1. Apresentamos-lhes o Top 0,001%
"Segundo nossas estimativas, pelo menos um terço de toda a riqueza
financeira privada, e quase a metade de toda a riqueza offshore, é agora
propriedade das 91.000 pessoas mais ricas do mundo: só 0,001% da população
mundial", diz o relatório. Estes 91.000 que formam o vértice da pirâmide
têm cerca de 9,8 trilhões de dólares do total estimado neste estudo, e menos de
dez milhões de pessoas detém todo o volume de dinheiro em espécie.
Quem são essas pessoas? Sabemos que são os mais ricos, mas o que mais
sabemos deles? O relatório menciona "especuladores imobiliários chineses e
magnatas do software de Vale do Silício, com idades em torno de trinta
anos", e em seguida estão aqueles cuja riqueza provém do petróleo e do
tráfico de drogas. Não menciona, mas poderia, os candidatos presidenciais dos
Estados Unidos. Por exemplo, Mitt Romney que recebeu fortes críticas por ter
dinheiro guardado em uma conta bancária na Suíça e em investimentos nas Ilhas
Cayman, segundo o site Politifact [2].
Os narcotraficantes têm necessidade, é claro, de ocultar seus lucros
ilícitos, mas muitos dos outros super-ricos pretendem simplesmente evitar o
pagamento de impostos, para o qual constroem complicadas redes de empresas e
investimentos só para deduzir um pouco mais da fatura fiscal que pagam em seu
país de origem. Tudo ajuda.
2. Onde está o dinheiro? É difícil saber
Offshore, segundo Henry, não é já um lugar físico, embora existam vários
lugares, como Singapura e Suíça, que ainda se especializam em proporcionar
"residências físicas seguras e fiscalmente interessantes" aos ricos
do mundo.
Mas nestes tempos que correm, a riqueza offshore é virtual. Henry a
descreve como algo nominal, hiperportátil, multijurisdicional, seguidamente
lugar temporário de redes de entidades e acordos legais ou quase legais. Uma
empresa pode estar situada em uma jurisdição, ser propriedade de um testa de
ferro localizado em outro lugar e ser administrada por testas de ferro de um
terceiro lugar. "Em última instancia, portanto, o termo offshore se refere
a um conjunto de capacidades" e não tanto a um ou vários lugares.
Também é importante, afirma o relatório, distinguir entre os
"paraísos intermediários" - lugares nos quais pensam a maioria das
pessoas quando se fala de paraísos fiscais, como as Ilhas Cayman de Mitt
Romney, as Bermudas ou a Suíça - e os "paraísos de destino", que
incluem os EUA, o Reino Unido e inclusive a Alemanha.

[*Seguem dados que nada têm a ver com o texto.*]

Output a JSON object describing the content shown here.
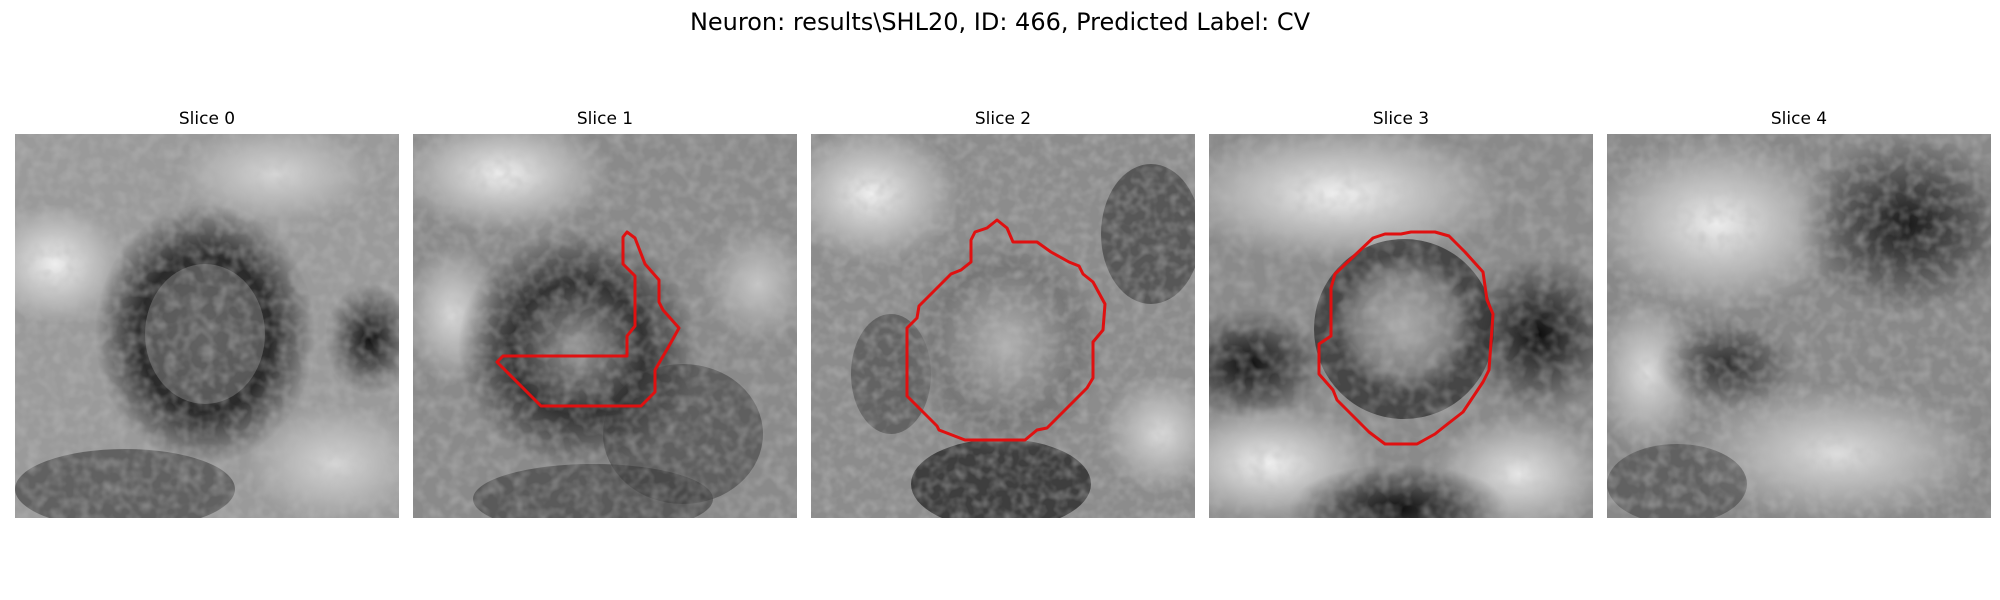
{
  "figure": {
    "title": "Neuron: results\\SHL20, ID: 466, Predicted Label: CV"
  },
  "panels": [
    {
      "title": "Slice 0",
      "has_contour": false,
      "colormap": "gray"
    },
    {
      "title": "Slice 1",
      "has_contour": true,
      "contour_color": "#e01010",
      "colormap": "gray"
    },
    {
      "title": "Slice 2",
      "has_contour": true,
      "contour_color": "#e01010",
      "colormap": "gray"
    },
    {
      "title": "Slice 3",
      "has_contour": true,
      "contour_color": "#e01010",
      "colormap": "gray"
    },
    {
      "title": "Slice 4",
      "has_contour": false,
      "colormap": "gray"
    }
  ]
}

Estes destinos são
desejáveis já que proporcionam "mercados de valores relativamente
eficientes e regulados, bancos respaldados por grandes populações de
contribuintes, e companhias de seguro. Além de códigos jurídicos desenvolvidos,
advogados competentes, poder judicial independente e Estado de direito."

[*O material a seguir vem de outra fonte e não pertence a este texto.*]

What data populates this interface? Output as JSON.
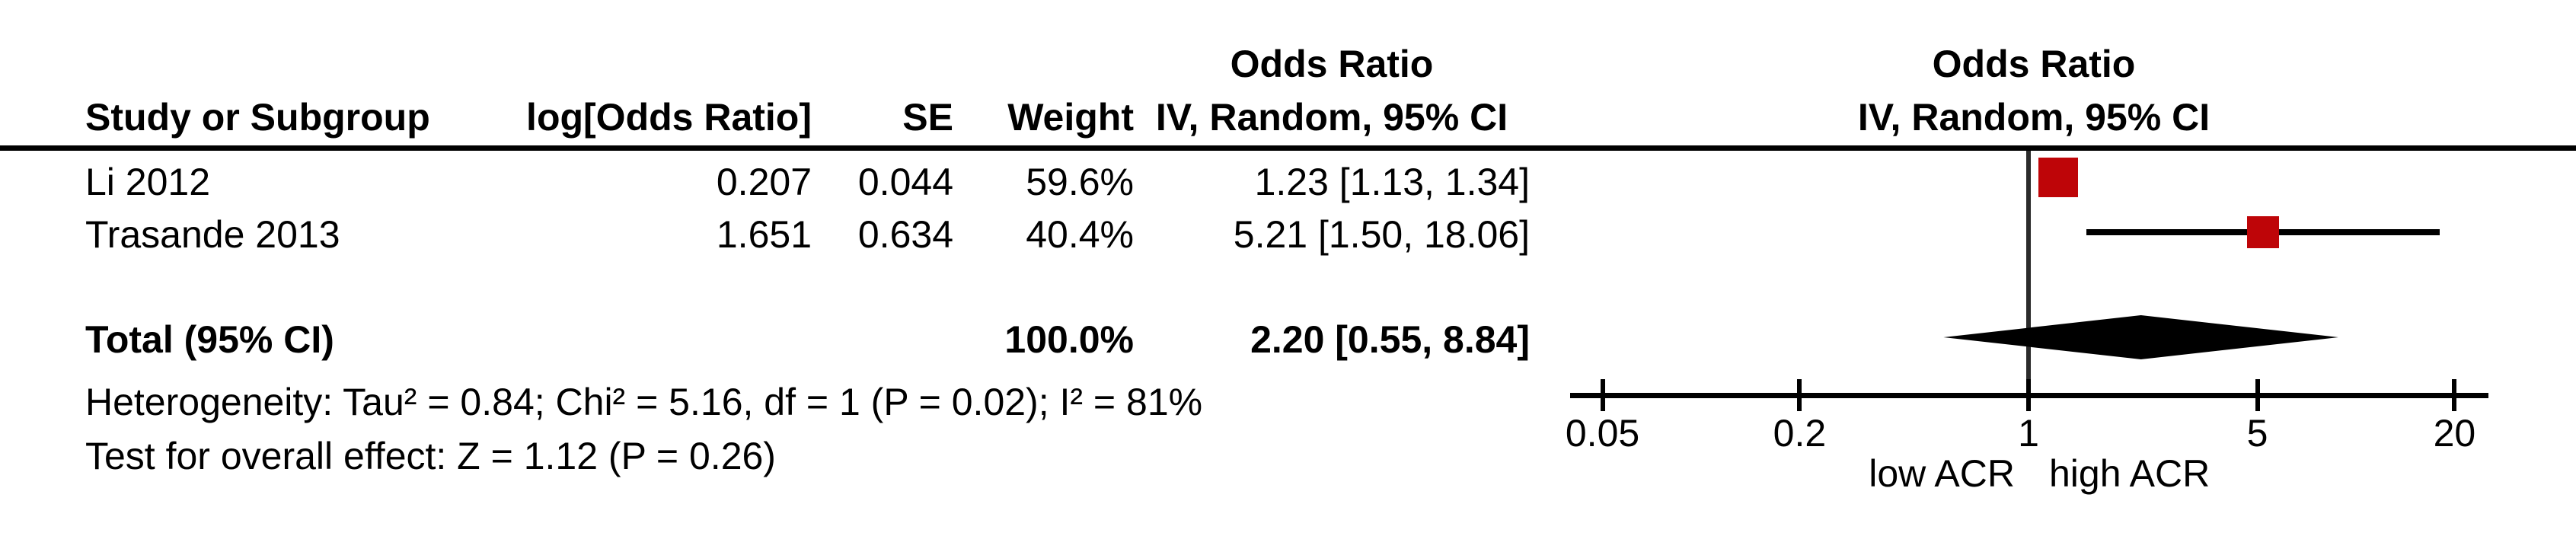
{
  "table": {
    "headers": {
      "study": "Study or Subgroup",
      "log_or": "log[Odds Ratio]",
      "se": "SE",
      "weight": "Weight",
      "effect": "Odds Ratio",
      "method_ci": "IV, Random, 95% CI"
    }
  },
  "chart_data": {
    "type": "scatter",
    "subtype": "forest-plot-meta-analysis",
    "effect_measure": "Odds Ratio",
    "model": "IV, Random, 95% CI",
    "x_scale": "log",
    "studies": [
      {
        "name": "Li 2012",
        "log_or": "0.207",
        "se": "0.044",
        "weight": "59.6%",
        "ci_text": "1.23 [1.13, 1.34]",
        "or": 1.23,
        "ci_low": 1.13,
        "ci_high": 1.34,
        "weight_pct": 59.6
      },
      {
        "name": "Trasande 2013",
        "log_or": "1.651",
        "se": "0.634",
        "weight": "40.4%",
        "ci_text": "5.21 [1.50, 18.06]",
        "or": 5.21,
        "ci_low": 1.5,
        "ci_high": 18.06,
        "weight_pct": 40.4
      }
    ],
    "total": {
      "label": "Total (95% CI)",
      "weight": "100.0%",
      "ci_text": "2.20 [0.55, 8.84]",
      "or": 2.2,
      "ci_low": 0.55,
      "ci_high": 8.84
    },
    "heterogeneity": "Heterogeneity: Tau² = 0.84; Chi² = 5.16, df = 1 (P = 0.02); I² = 81%",
    "overall_effect": "Test for overall effect: Z = 1.12 (P = 0.26)",
    "axis": {
      "ticks": [
        {
          "v": 0.05,
          "label": "0.05"
        },
        {
          "v": 0.2,
          "label": "0.2"
        },
        {
          "v": 1,
          "label": "1"
        },
        {
          "v": 5,
          "label": "5"
        },
        {
          "v": 20,
          "label": "20"
        }
      ],
      "left_label": "low ACR",
      "right_label": "high ACR"
    },
    "colors": {
      "marker": "#be0508",
      "diamond": "#000000",
      "axis": "#000000",
      "null_line": "#2b2b2b"
    }
  }
}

Assim, pois, os mesmos que escapam do pagamento de impostos distribuindo
seu dinheiro por diferentes lugares, se aproveitam dos serviços financiados
pelos contribuintes para fazê-lo. E nos EUA, alguns estados começaram, desde a
década de 1990, a oferecer entidades jurídicas a baixo custo "cujos níveis
de confidencialidade, proteção frente aos credores e vantagens fiscais
rivalizam com os dos tradicionais paraísos fiscais secretos do mundo."
Adicione a isso a porcentagem cada vez menor dos impostos que os ricos e as empresas
estadunidenses pagam e verão que estamos começando a ter um aspecto muito
atrativo para aqueles que tratam de camuflar seu dinheiro.

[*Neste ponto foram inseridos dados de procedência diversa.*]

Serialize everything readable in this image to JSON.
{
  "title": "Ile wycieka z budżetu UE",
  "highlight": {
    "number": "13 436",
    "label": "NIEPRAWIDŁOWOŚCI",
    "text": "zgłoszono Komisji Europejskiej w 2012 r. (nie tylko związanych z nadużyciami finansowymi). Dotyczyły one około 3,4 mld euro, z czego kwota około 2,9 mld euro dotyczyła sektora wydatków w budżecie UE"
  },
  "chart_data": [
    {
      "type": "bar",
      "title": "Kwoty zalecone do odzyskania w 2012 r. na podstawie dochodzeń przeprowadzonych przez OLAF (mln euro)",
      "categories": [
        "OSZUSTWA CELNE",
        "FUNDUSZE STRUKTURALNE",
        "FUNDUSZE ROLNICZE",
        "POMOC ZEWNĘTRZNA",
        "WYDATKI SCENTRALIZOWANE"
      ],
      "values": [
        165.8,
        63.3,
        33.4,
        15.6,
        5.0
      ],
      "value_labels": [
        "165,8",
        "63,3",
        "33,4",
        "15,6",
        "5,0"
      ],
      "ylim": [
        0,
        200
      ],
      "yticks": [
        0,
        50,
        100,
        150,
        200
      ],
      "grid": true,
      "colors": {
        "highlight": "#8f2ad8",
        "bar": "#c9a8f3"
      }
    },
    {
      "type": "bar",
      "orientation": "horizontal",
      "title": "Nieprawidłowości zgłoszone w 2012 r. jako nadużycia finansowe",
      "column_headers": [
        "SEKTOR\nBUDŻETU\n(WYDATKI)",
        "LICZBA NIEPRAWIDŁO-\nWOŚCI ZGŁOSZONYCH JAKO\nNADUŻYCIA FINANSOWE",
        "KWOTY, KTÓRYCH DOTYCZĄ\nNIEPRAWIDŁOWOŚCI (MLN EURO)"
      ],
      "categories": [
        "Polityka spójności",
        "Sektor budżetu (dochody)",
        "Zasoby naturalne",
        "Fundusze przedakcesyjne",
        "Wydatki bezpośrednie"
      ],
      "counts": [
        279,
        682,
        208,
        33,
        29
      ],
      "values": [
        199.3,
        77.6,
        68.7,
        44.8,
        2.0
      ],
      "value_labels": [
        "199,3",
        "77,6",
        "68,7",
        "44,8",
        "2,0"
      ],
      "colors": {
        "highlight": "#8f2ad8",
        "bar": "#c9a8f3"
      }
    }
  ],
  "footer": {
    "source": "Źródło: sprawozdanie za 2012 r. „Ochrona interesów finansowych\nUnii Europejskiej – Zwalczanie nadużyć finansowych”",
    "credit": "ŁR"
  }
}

3. Grandes bancos resgatados dirigem este negócio
Mas quem facilita este processo? Alguns nomes familiares saem
rapidamente à superfície quando se vasculha os dados: Goldman Sachs, UBS e
Credit Suisse são os três primeiros, e o Bank of America, Wells Fargo e JP
Morgan Chase estão no Top 10. Segundo afirma o relatório, "Agora podemos
acrescentar algo a mais a sua lista de distinções: são os atores principais dos
refúgios fiscais de todo o mundo e ferramentas chave do injusto sistema
tributário global”.
No final de 2010, os maiores 50 bancos privados administravam cerca de
12,1 trilhões de dólares em "ativos trans fronteiriços" investidos
por seus clientes. É mais do que o dobro da cifra de 2005, e representa uma
taxa média de crescimento anual superior a 16%.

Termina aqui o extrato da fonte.